The Daily Read for March 1, 2013

Mswc2cover

Just look at that cover! When i was 9 years old and watching my blurry VHS copy of Star Wars while sitting about 16 inches away from the television with one hand digging into a bag of Doritos and the other hand tightly curled around a Luke Skywalker action figure, THIS image is what the Cantina scene looked like in my mind. Blasters firing, lightsabers swinging, bloody arms flying. Damn, Jedis are bad-ass! Sure, the actual scene is a bit more tame than this cover, but one should never let facts get in the way of cherished childhood memories.

Issue 2 of Marvel’s Star Wars runs from Ben’s rescue of Luke from the Sand People to their departure from Tatooine on the Millenium Falcon. Let’s start with the good: Howard Chaykin’s art. I love Chaykin’s work and didn’t mind that he didn’t quite have a handle on the characters in Issue 1 (particularly Luke, who looked nothing like Mark Hamill). As long as Chaykin is telling the story in a visually entertaining way, i don’t care if he’s working from head-shots of the various actors. I’d rather see Chaykin free to be himself, then be chained to copying photos of actors. All of that said, in Issue 2 he does a much better job on character likenesses. His Obi-Wan and Han Solo are excellent and his Luke is a little better than in Issue 1. Overall, a very well drawn book.

Now for the bad: God, i hate criticizing Roy Thomas. Not only am i huge fan of All-Star Squadron, but I’m a historian and a comic book fan. Alter Ego is a must read for me. I love Roy Thomas for both his own creative contributions to the medium, as well as the work he has done to preserve the history of the comic book industry. But his Star Wars scripts are just not working. Now, in all fairness, he was working from a movie script. Maybe -maybe- he saw still-in-development screening of Star Wars before it came out, but Thomas did not have the kind of access, nor familiarity, with the movie that we fans do. And his dialogue sticks closer to the script in this issue then in the last. But i can’t forgive him for “GRONK!”. What’s that, you say? Is there a mention of the New England Patriots wide-receiver in the issue? How’s that possible? Time travel? Was The Doctor involved?

Sadly, no. “GRONK!” is the sound effect Thomas created for the sound of a Wookie speaking. Sigh. I just have to tell myself that he hadn’t seen the film and felt the need to insert a random Alien-sounding word. But “GRONK!”??

Anyway, excellent issue. Han still shoots first (I’m amazed Lucas hasn’t ordered one of the minions he keeps locked in a cell beneath Skywalker Ranch to take an eraser to Chayin’s art and reprint the whole run as “Classic Star Wars: Special Edition”). Speaking of the Special Editions, there is a cool little cameo by a very non-Jabba looking Jabba the Hut. With nothing to work from except a scene in a script and, i assume, the word that Lucas was going to insert some sort of alien special effect over the human actor playing Jabba, Chaykin draws Jabba as a pretty random comic book alien. Dude looks like he should be background atmosphere in a crowd scene from Green Lantern Corps.

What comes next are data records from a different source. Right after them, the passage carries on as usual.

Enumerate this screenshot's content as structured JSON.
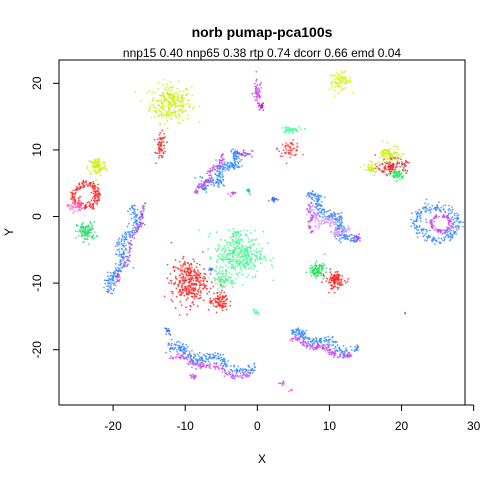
{
  "chart_data": {
    "type": "scatter",
    "title": "norb pumap-pca100s",
    "subtitle": "nnp15 0.40 nnp65 0.38 rtp 0.74 dcorr 0.66 emd 0.04",
    "xlabel": "X",
    "ylabel": "Y",
    "xlim": [
      -27.5,
      28.8
    ],
    "ylim": [
      -28.3,
      23.5
    ],
    "x_ticks": [
      -20,
      -10,
      0,
      10,
      20,
      30
    ],
    "y_ticks": [
      -20,
      -10,
      0,
      10,
      20
    ],
    "x_tick_labels": [
      "-20",
      "-10",
      "0",
      "10",
      "20",
      "30"
    ],
    "y_tick_labels": [
      "-20",
      "-10",
      "0",
      "10",
      "20"
    ],
    "grid": false,
    "legend": "none",
    "point_size": 0.9,
    "clusters": [
      {
        "shape": "blob",
        "color": "#c8f000",
        "cx": -12,
        "cy": 17,
        "rx": 2.6,
        "ry": 2.6,
        "n": 260
      },
      {
        "shape": "blob",
        "color": "#d8f400",
        "cx": 11.5,
        "cy": 20.3,
        "rx": 1.4,
        "ry": 1.2,
        "n": 90
      },
      {
        "shape": "blob",
        "color": "#cc44ee",
        "cx": 0,
        "cy": 18.5,
        "rx": 0.6,
        "ry": 1.8,
        "n": 50
      },
      {
        "shape": "blob",
        "color": "#c000e0",
        "cx": 0.5,
        "cy": 16.5,
        "rx": 0.4,
        "ry": 0.6,
        "n": 15
      },
      {
        "shape": "blob",
        "color": "#ff2020",
        "cx": -13.3,
        "cy": 10.5,
        "rx": 0.6,
        "ry": 1.8,
        "n": 60
      },
      {
        "shape": "blob",
        "color": "#ff4040",
        "cx": 4.5,
        "cy": 10.2,
        "rx": 1.4,
        "ry": 1.0,
        "n": 60
      },
      {
        "shape": "blob",
        "color": "#33ff88",
        "cx": 4.5,
        "cy": 13,
        "rx": 1.2,
        "ry": 0.4,
        "n": 40
      },
      {
        "shape": "blob",
        "color": "#c8f000",
        "cx": -22.2,
        "cy": 7.5,
        "rx": 1.2,
        "ry": 1.3,
        "n": 90
      },
      {
        "shape": "ring",
        "color": "#ff2020",
        "cx": -23.8,
        "cy": 3.2,
        "rx": 1.6,
        "ry": 1.7,
        "thick": 0.45,
        "n": 180
      },
      {
        "shape": "blob",
        "color": "#ff66cc",
        "cx": -25.3,
        "cy": 1.5,
        "rx": 0.9,
        "ry": 0.8,
        "n": 40
      },
      {
        "shape": "blob",
        "color": "#22dd66",
        "cx": -23.7,
        "cy": -2.3,
        "rx": 1.2,
        "ry": 1.3,
        "n": 110
      },
      {
        "shape": "band",
        "color": "#3388ff",
        "x1": -20.5,
        "y1": -11.5,
        "x2": -16.5,
        "y2": 1.5,
        "w": 0.9,
        "n": 240
      },
      {
        "shape": "band",
        "color": "#aa44ee",
        "x1": -19.5,
        "y1": -10.5,
        "x2": -15.5,
        "y2": 2.0,
        "w": 0.35,
        "n": 90
      },
      {
        "shape": "band",
        "color": "#3388ff",
        "x1": -7.5,
        "y1": 4,
        "x2": -2.5,
        "y2": 9.5,
        "w": 1.0,
        "n": 220
      },
      {
        "shape": "band",
        "color": "#cc44ee",
        "x1": -8.5,
        "y1": 3.5,
        "x2": -4.5,
        "y2": 9.2,
        "w": 0.4,
        "n": 90
      },
      {
        "shape": "blob",
        "color": "#aa44ee",
        "cx": -1.8,
        "cy": 9.5,
        "rx": 1.0,
        "ry": 0.5,
        "n": 30
      },
      {
        "shape": "blob",
        "color": "#3366ff",
        "cx": 2.3,
        "cy": 2.6,
        "rx": 0.5,
        "ry": 0.3,
        "n": 20
      },
      {
        "shape": "blob",
        "color": "#00ccaa",
        "cx": -1.3,
        "cy": 3.8,
        "rx": 0.3,
        "ry": 0.4,
        "n": 10
      },
      {
        "shape": "blob",
        "color": "#cc44ee",
        "cx": -3.5,
        "cy": 3.4,
        "rx": 0.4,
        "ry": 0.3,
        "n": 12
      },
      {
        "shape": "blob",
        "color": "#33ff88",
        "cx": -2.5,
        "cy": -5.8,
        "rx": 3.0,
        "ry": 3.2,
        "n": 360
      },
      {
        "shape": "blob",
        "color": "#66ee99",
        "cx": -4.8,
        "cy": -9.5,
        "rx": 1.5,
        "ry": 1.2,
        "n": 80
      },
      {
        "shape": "blob",
        "color": "#ff2020",
        "cx": -9.5,
        "cy": -9.8,
        "rx": 2.2,
        "ry": 3.0,
        "n": 320
      },
      {
        "shape": "blob",
        "color": "#ff2020",
        "cx": -5.3,
        "cy": -12.8,
        "rx": 1.2,
        "ry": 1.3,
        "n": 90
      },
      {
        "shape": "blob",
        "color": "#33ff88",
        "cx": -0.2,
        "cy": -14.3,
        "rx": 0.3,
        "ry": 0.4,
        "n": 10
      },
      {
        "shape": "band",
        "color": "#3388ff",
        "x1": 7.0,
        "y1": 3.5,
        "x2": 13.5,
        "y2": -4.0,
        "w": 1.0,
        "n": 240
      },
      {
        "shape": "band",
        "color": "#dd99ff",
        "x1": 7.0,
        "y1": 0.5,
        "x2": 12.5,
        "y2": -2.5,
        "w": 1.0,
        "n": 150
      },
      {
        "shape": "band",
        "color": "#cc44ee",
        "x1": 7.2,
        "y1": 3.0,
        "x2": 7.5,
        "y2": -2.5,
        "w": 0.3,
        "n": 40
      },
      {
        "shape": "blob",
        "color": "#aa44ee",
        "cx": 13.8,
        "cy": -3.2,
        "rx": 0.4,
        "ry": 0.6,
        "n": 20
      },
      {
        "shape": "ring",
        "color": "#3388ff",
        "cx": 25,
        "cy": -1,
        "rx": 2.8,
        "ry": 2.5,
        "thick": 0.4,
        "n": 220
      },
      {
        "shape": "ring",
        "color": "#cc44ee",
        "cx": 25.5,
        "cy": -1,
        "rx": 1.3,
        "ry": 1.2,
        "thick": 0.35,
        "n": 100
      },
      {
        "shape": "blob",
        "color": "#c8f000",
        "cx": 18.5,
        "cy": 9.2,
        "rx": 1.3,
        "ry": 1.3,
        "n": 90
      },
      {
        "shape": "blob",
        "color": "#ee2233",
        "cx": 18.7,
        "cy": 7.5,
        "rx": 1.8,
        "ry": 1.0,
        "n": 110
      },
      {
        "shape": "blob",
        "color": "#22ee66",
        "cx": 19.4,
        "cy": 6.3,
        "rx": 0.9,
        "ry": 0.8,
        "n": 60
      },
      {
        "shape": "blob",
        "color": "#c8f000",
        "cx": 15.8,
        "cy": 7.2,
        "rx": 0.9,
        "ry": 0.8,
        "n": 40
      },
      {
        "shape": "blob",
        "color": "#22dd55",
        "cx": 8.3,
        "cy": -8.0,
        "rx": 1.0,
        "ry": 1.0,
        "n": 90
      },
      {
        "shape": "blob",
        "color": "#ff2020",
        "cx": 10.8,
        "cy": -9.6,
        "rx": 1.2,
        "ry": 1.2,
        "n": 110
      },
      {
        "shape": "band",
        "color": "#3388ff",
        "x1": 4.5,
        "y1": -17.5,
        "x2": 13.8,
        "y2": -20.5,
        "w": 0.9,
        "n": 200
      },
      {
        "shape": "band",
        "color": "#cc44ee",
        "x1": 4.5,
        "y1": -18.3,
        "x2": 13.0,
        "y2": -21.2,
        "w": 0.5,
        "n": 120
      },
      {
        "shape": "band",
        "color": "#3388ff",
        "x1": -12.5,
        "y1": -19.5,
        "x2": -0.5,
        "y2": -23.5,
        "w": 1.0,
        "n": 240
      },
      {
        "shape": "band",
        "color": "#cc44ee",
        "x1": -12.0,
        "y1": -21.0,
        "x2": -1.0,
        "y2": -24.2,
        "w": 0.6,
        "n": 130
      },
      {
        "shape": "blob",
        "color": "#3366ff",
        "cx": -12.4,
        "cy": -17.2,
        "rx": 0.4,
        "ry": 0.5,
        "n": 15
      },
      {
        "shape": "blob",
        "color": "#cc44ee",
        "cx": -9.0,
        "cy": -24.0,
        "rx": 0.5,
        "ry": 0.3,
        "n": 15
      },
      {
        "shape": "blob",
        "color": "#cc44ee",
        "cx": 3.5,
        "cy": -25.0,
        "rx": 0.5,
        "ry": 0.4,
        "n": 8
      },
      {
        "shape": "blob",
        "color": "#ff66cc",
        "cx": 4.6,
        "cy": -26.0,
        "rx": 0.2,
        "ry": 0.4,
        "n": 5
      },
      {
        "shape": "blob",
        "color": "#33ff88",
        "cx": -3.0,
        "cy": -2.5,
        "rx": 0.5,
        "ry": 0.4,
        "n": 15
      },
      {
        "shape": "blob",
        "color": "#3366ff",
        "cx": -6.5,
        "cy": -8.0,
        "rx": 0.3,
        "ry": 0.3,
        "n": 8
      },
      {
        "shape": "blob",
        "color": "#ff2020",
        "cx": 20.5,
        "cy": -14.5,
        "rx": 0.15,
        "ry": 0.15,
        "n": 2
      }
    ]
  }
}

Still, excellent nostalgia fun. I’m looking forward to Issue 3 on Monday.

Shadow09-Cov-Ross

Another great cover. I know all the hip comic book fans are supposed to hate him, but I really love Alex Ross. And his work on both The Shadow and Masks perfectly fits the pulp 1930s feel of those books.

As mentioned before, I love The Shadow. And i’m enjoying Dynamite’s run on the title. Garth Ennis did a great job launching the book and i was sad to see him go (but, of course, i’d much rather have Ennis shackled to a desk and writing only Battlefield scripts for the rest of his life). But writer Victor Gischler and artist Aaron Campbell are putting together a very nice Shadow comic. Issue 9 is the second issue in the “Revolution” story, a yarn about gun-running during the Spanish Civil War. The Gischler’s sense of story is quite good; the issues are real page turners. I do have an issue with the use of George Orwell as a supporting character in the story. Well, let me rephrase that. I actually really dig Orwell’s role in the book. I’m a huge Orwell fan (particularly his literary criticism and the “As I Please” editorials he wrote for Tribune Magazine in the mid-1940s), but i’m fairly certain he would not have introduced himself as George Orwell. Orwell was his pen name. His real name was Eric Blair. In all of his personal letters (and i’ve read many of them) he signed his name as Eric Blair. It’s a little thing and only someone as obsessed with Orwell as I would even notice it so it barely warrants being labeled a criticism.

Anyway, the issue is excellent. The action is well done (there is some wonderful aerial combat that evokes both Indiana Jones and the Last Crusade and The Rocketeer), the introduction of a new masked villainous is fun (as is her duel (both physical and verbal) with The Shadow, and the last panel promises a wonderfully pulp-y turn in Issue 10. I can’t wait to read it.